Die Frage ist, leidet China an den gleichen strukturellen Problemen wie die vorerst gescheiterten Tigerstaaten? Zu nennen wären etwa die schwache Rolle der Zentralbank und unzureichende Kontrollen bei der Kreditvergabe oder das Ungleichgewicht zwischen einem ausufernden Bankwesen und einem allzu kleinen Aktienmarkt. In China könnte der Wurm im System sogar noch viel tiefer sitzen: Das fast völlige Fehlen eines funktionierenden Aktienmarktes hat hier in der Vergangenheit zur systematischen Unterbewertung von Krediten geführt. Das hatte zur Folge, daß insbesondere die mit dem staatlichen Bankwesen eng liierten Staatsbetriebe exzessiv Kredite aufnehmen konnten, ohne an ihre Rückzahlung zu denken.

Auch die Banken konnten ein Auge zudrücken, weil sie ihre Geschäftsergebnisse bis heute nicht öffentlich ausweisen müssen. Das Ergebnis: Allein die vier größten Staatsbanken sitzen heute auf einem Berg nicht mehr rückzahlungsfähiger Kredite. Experten schätzen, daß jeder vierte oder dritte Yuan, den die Banken verliehen haben, nicht mehr abgedeckt ist. Damit liegt der Anteil der faulen Kredite in China weit höher als in Südkorea oder Thailand vor der Krise.

Ein bedeutender Unterschied bleibt allerdings bestehen: Das chinesische Finanzsystem befindet sich fast vollständig im Besitz des Staates. Theoretisch könnte sich die nur wenig verschuldete Pekinger Regierung eines Tages dazu durchringen, die Lasten des Finanzsystems zu übernehmen.

Doch die Reformer um Zhu denken gar nicht daran: Ohne die Angst vor dem Bankrott kann ihrer Meinung nach das chinesische Bankwesen nicht genesen. Und so lautet denn auch Zhus allgemeines Rezept in der Asienkrise: Gerade die Gefahr des Untergangs soll Chinas wirtschaftliche Kräfte befreien.

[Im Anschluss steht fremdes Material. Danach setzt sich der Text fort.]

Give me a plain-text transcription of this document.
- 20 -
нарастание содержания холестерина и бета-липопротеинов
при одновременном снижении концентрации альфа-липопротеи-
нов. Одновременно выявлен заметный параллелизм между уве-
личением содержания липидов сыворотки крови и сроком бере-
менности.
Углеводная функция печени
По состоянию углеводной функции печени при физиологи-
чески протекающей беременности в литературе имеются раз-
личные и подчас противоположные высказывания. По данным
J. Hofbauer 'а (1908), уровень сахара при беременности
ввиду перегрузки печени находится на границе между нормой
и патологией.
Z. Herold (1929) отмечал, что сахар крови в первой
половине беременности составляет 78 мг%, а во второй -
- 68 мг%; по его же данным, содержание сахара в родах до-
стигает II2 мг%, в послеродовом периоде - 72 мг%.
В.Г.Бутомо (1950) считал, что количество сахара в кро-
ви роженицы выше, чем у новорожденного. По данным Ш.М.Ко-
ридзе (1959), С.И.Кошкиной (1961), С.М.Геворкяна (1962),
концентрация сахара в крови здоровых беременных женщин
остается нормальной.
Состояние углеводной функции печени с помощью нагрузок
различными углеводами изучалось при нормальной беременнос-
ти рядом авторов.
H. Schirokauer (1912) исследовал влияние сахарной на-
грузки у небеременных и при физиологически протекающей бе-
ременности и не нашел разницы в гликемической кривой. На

Das ist gewagt kalkuliert. Doch der Wirtschaftszar hat keine andere Wahl: Fast zeitgleich zum Beginn der Asienkrise tagte im September 1997 der Parteitag der Kommunisten, der Zhu die Hoheit über die Reformpolitik in China einräumte. Natürlich hätte der Auserwählte sein Privatisierungsprogramm der Staatsbetriebe lieber in Zeiten der Hochkonjunktur gestartet. Nun macht die Asienkrise den chinesischen Reformkurs schmerzhafter als erwartet, aber auch um so einleuchtender. Nicht einmal unter den arbeitslos gewordenen Arbeitern der Staatsbetriebe gibt es heute viele, die Zhu die Schuld für ihr Schicksal geben.